Mc: Zorlu bir yer bulma çabasından sonra yokluktan bizim dışımızda iki adet kızla beraber bir büyük masaya oturduk. Kızlar çoktan yeemeklerini almışlardı, ben de arkadaşımı orda bırakıp sıraya girdim. Yemeği almayı başardığımda 20dk geçmişti. Masaya döndüğümde, kızlar yoktu ve arkadaşım bana histerik bir biçimde bakıyordu. Öğrendim ki, kızlar oldukça tuhaf tavırlar sergilemişler. Ama asıl sorun, o kadar aç olan arkadaşımın onlar yemek yerken seyrediyor oluşuydu. Açlık zor şey.

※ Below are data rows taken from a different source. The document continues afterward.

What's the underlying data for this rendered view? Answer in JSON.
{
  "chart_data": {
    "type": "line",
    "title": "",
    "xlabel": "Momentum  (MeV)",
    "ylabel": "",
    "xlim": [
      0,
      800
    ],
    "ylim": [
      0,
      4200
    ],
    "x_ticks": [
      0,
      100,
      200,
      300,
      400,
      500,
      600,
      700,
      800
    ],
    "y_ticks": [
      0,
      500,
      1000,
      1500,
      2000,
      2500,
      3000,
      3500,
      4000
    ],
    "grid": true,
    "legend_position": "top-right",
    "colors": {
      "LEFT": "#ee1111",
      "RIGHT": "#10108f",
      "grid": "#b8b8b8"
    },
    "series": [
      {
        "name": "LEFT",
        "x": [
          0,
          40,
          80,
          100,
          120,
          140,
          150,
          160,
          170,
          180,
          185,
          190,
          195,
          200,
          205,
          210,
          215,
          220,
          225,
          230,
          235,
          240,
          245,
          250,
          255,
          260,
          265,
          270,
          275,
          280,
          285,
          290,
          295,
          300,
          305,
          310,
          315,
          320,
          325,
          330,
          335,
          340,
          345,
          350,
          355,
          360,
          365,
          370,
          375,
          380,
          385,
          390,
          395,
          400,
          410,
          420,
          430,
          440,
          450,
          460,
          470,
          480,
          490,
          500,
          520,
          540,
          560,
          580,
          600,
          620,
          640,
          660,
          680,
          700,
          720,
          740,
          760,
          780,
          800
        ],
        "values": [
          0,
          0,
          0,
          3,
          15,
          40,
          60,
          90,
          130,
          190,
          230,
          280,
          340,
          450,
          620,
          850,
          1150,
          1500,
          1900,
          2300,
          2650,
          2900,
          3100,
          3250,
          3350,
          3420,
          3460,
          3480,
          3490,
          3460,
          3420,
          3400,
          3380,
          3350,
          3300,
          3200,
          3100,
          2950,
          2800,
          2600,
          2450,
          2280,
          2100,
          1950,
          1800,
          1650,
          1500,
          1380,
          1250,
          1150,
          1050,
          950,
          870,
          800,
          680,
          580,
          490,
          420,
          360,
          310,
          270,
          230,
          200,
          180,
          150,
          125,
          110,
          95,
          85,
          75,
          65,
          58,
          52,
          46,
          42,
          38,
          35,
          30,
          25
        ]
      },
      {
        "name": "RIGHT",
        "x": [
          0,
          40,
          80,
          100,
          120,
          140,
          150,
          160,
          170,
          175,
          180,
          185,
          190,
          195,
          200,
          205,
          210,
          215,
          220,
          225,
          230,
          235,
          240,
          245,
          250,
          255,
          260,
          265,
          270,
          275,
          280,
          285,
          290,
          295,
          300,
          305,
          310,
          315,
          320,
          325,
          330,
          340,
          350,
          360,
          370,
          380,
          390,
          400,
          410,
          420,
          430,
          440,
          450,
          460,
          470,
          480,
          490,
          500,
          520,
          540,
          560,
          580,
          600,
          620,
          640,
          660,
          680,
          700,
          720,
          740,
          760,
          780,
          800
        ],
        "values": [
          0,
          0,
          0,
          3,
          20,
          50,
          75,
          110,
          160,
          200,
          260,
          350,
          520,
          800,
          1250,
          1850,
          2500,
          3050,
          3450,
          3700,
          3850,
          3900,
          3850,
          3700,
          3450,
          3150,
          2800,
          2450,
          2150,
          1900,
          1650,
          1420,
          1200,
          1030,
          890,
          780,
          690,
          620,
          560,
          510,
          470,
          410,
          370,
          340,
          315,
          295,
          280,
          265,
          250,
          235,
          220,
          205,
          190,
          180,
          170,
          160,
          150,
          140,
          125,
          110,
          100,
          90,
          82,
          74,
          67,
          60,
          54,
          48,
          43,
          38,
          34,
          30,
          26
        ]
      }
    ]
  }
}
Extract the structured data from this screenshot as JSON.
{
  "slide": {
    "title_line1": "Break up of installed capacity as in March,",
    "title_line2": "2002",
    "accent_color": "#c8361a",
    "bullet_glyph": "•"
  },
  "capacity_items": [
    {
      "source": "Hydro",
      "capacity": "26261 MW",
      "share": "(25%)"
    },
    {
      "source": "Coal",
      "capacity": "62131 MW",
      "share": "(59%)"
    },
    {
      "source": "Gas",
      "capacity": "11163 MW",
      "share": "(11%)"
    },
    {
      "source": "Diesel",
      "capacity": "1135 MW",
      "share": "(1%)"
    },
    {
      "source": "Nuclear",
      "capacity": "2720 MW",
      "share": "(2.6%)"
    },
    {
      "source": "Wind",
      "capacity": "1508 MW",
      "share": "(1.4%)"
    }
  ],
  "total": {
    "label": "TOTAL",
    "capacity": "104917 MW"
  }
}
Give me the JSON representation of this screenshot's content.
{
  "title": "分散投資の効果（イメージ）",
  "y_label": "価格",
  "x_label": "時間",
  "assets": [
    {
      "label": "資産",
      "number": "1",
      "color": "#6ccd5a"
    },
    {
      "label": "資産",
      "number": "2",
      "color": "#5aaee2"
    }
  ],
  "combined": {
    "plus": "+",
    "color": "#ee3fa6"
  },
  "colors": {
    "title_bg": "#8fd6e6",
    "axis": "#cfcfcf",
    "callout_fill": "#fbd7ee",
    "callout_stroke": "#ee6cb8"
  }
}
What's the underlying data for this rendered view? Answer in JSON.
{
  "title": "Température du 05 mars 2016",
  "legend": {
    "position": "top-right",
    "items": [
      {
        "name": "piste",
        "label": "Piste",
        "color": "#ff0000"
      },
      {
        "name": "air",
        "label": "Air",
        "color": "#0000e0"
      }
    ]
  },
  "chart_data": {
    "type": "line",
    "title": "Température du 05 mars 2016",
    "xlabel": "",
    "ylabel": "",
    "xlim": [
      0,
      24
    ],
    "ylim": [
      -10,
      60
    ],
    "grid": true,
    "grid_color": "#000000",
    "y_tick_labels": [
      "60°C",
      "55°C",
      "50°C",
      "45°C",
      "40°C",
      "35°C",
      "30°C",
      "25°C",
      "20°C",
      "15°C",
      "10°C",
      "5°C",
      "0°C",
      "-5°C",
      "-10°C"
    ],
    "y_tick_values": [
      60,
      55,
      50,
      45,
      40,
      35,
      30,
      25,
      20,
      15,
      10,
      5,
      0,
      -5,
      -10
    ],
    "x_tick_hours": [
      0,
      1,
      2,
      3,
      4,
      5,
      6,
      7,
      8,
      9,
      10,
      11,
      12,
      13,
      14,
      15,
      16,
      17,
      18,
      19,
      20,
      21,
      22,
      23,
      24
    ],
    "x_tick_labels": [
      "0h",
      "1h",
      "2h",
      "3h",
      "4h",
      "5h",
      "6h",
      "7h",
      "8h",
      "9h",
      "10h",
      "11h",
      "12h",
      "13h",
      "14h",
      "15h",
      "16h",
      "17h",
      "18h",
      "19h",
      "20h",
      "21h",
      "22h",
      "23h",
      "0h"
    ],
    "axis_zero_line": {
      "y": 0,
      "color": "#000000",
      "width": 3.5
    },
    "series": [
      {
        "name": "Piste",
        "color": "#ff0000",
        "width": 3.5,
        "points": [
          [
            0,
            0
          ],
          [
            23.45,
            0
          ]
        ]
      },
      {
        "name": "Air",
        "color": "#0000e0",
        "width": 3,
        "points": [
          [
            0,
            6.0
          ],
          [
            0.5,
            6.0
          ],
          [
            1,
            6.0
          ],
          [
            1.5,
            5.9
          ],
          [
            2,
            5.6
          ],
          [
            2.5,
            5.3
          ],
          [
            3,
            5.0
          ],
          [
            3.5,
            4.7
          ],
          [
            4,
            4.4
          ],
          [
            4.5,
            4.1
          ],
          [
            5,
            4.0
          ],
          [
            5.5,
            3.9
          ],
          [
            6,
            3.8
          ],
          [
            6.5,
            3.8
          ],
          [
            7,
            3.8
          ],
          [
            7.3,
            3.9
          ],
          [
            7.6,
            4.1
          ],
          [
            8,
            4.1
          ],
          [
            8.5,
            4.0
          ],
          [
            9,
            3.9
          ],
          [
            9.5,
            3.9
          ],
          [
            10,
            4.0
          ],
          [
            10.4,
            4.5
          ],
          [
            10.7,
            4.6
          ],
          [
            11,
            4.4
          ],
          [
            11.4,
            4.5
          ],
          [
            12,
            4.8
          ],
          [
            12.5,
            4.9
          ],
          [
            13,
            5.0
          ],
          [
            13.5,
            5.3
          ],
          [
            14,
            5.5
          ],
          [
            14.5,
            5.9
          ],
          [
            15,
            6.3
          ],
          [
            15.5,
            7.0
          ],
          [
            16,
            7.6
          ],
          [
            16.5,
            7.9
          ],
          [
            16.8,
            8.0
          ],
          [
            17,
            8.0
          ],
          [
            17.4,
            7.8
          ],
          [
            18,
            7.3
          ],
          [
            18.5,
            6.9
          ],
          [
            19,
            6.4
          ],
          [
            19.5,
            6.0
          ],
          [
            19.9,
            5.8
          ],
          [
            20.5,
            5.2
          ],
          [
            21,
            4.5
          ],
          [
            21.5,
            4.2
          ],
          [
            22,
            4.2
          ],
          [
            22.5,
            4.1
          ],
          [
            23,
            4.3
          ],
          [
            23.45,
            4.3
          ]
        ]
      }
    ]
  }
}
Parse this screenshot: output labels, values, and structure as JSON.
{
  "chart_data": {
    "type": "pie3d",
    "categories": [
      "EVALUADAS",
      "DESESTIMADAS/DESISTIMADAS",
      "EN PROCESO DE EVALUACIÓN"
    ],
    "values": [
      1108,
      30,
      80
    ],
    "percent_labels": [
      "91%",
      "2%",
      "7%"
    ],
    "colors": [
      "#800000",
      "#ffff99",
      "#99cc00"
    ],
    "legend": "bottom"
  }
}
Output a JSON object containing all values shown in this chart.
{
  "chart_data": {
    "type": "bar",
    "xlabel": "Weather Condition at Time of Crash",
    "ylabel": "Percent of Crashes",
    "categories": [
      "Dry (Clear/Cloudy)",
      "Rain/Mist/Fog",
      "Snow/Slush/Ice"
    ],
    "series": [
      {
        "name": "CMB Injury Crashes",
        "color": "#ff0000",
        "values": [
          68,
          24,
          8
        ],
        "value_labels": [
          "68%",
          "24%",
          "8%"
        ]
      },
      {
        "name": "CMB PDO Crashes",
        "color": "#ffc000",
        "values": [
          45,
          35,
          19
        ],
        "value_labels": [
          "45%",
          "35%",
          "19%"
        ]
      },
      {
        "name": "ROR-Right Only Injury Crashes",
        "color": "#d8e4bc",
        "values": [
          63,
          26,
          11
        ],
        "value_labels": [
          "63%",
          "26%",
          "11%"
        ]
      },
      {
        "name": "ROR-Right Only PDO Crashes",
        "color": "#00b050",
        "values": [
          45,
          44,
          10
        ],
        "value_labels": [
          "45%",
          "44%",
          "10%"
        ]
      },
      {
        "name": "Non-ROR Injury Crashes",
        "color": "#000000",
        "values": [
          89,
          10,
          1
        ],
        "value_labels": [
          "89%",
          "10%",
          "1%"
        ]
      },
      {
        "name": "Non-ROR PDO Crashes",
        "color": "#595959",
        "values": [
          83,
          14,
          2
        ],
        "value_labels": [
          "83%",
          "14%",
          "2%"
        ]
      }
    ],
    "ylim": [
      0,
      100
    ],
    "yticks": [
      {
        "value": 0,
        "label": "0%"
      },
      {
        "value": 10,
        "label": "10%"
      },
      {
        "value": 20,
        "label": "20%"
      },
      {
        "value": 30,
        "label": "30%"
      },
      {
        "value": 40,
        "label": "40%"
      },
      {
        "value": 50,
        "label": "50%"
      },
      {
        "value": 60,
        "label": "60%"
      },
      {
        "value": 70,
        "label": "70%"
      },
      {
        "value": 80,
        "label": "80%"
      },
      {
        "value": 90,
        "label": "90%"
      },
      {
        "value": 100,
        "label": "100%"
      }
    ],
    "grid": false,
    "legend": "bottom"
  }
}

Küçükçekmece boy: Daha sonra biz yemeği yerken liseli bir grup bize katıldı. Muhabbetler, lise-universite-dershane geyikleri falan. Biz o sırada karnımız doyduğundan kendimizi mutlu, zeki ve karizmatik hissediyorduk. Yanımızda ergen var, biz kuğuluz ayakları. Sonra, sona o çocuk bize bir soru sordu: "Bu yakada mı oturuyorsuzun?". Sonrasında uzun bir sessizlik, bizim bakışmamız, hala sessizlik ve sonunda hea evet bu yaka diyebilmemiz. Çocuk afalladı haliyle tabi, demin yok ben bursluyum yok ben itüde okuyorum falan diye hava atan kızlar gitmiş, yerine embesil/moron/idiot kıvamı bir şeyler gelmiş. Bezgin bir şekilde özür diledik çocuktan kusura bakma biz daha ayılamadık diye. Neyse kapatalım bu konuyu. Zaten bana "siz" dedi durdu!


Paranoyak: Kendisi NTV yayınevinin çıkardığı çok harika bir kitaptır. İçinde çeşitli nevrotik bozuklukların esprili bir dille anlatımları, örnekleri ve testleri var. Mesela "Hiç birini öldürüp yediniz mi?", "Hırsızlıktan kaç kere tutuklandınız?" gibi. Ben böyle anlatınca hoş olmadı ama okuyun anlarsınız. Sertleşmiş penis fobisi varmış, demedi demeyin.


Türk hahvesi: İçtik iyi geldi!


Aslında bir de ballı dedikodu seansı var ama onları da anlatmayayım baariii.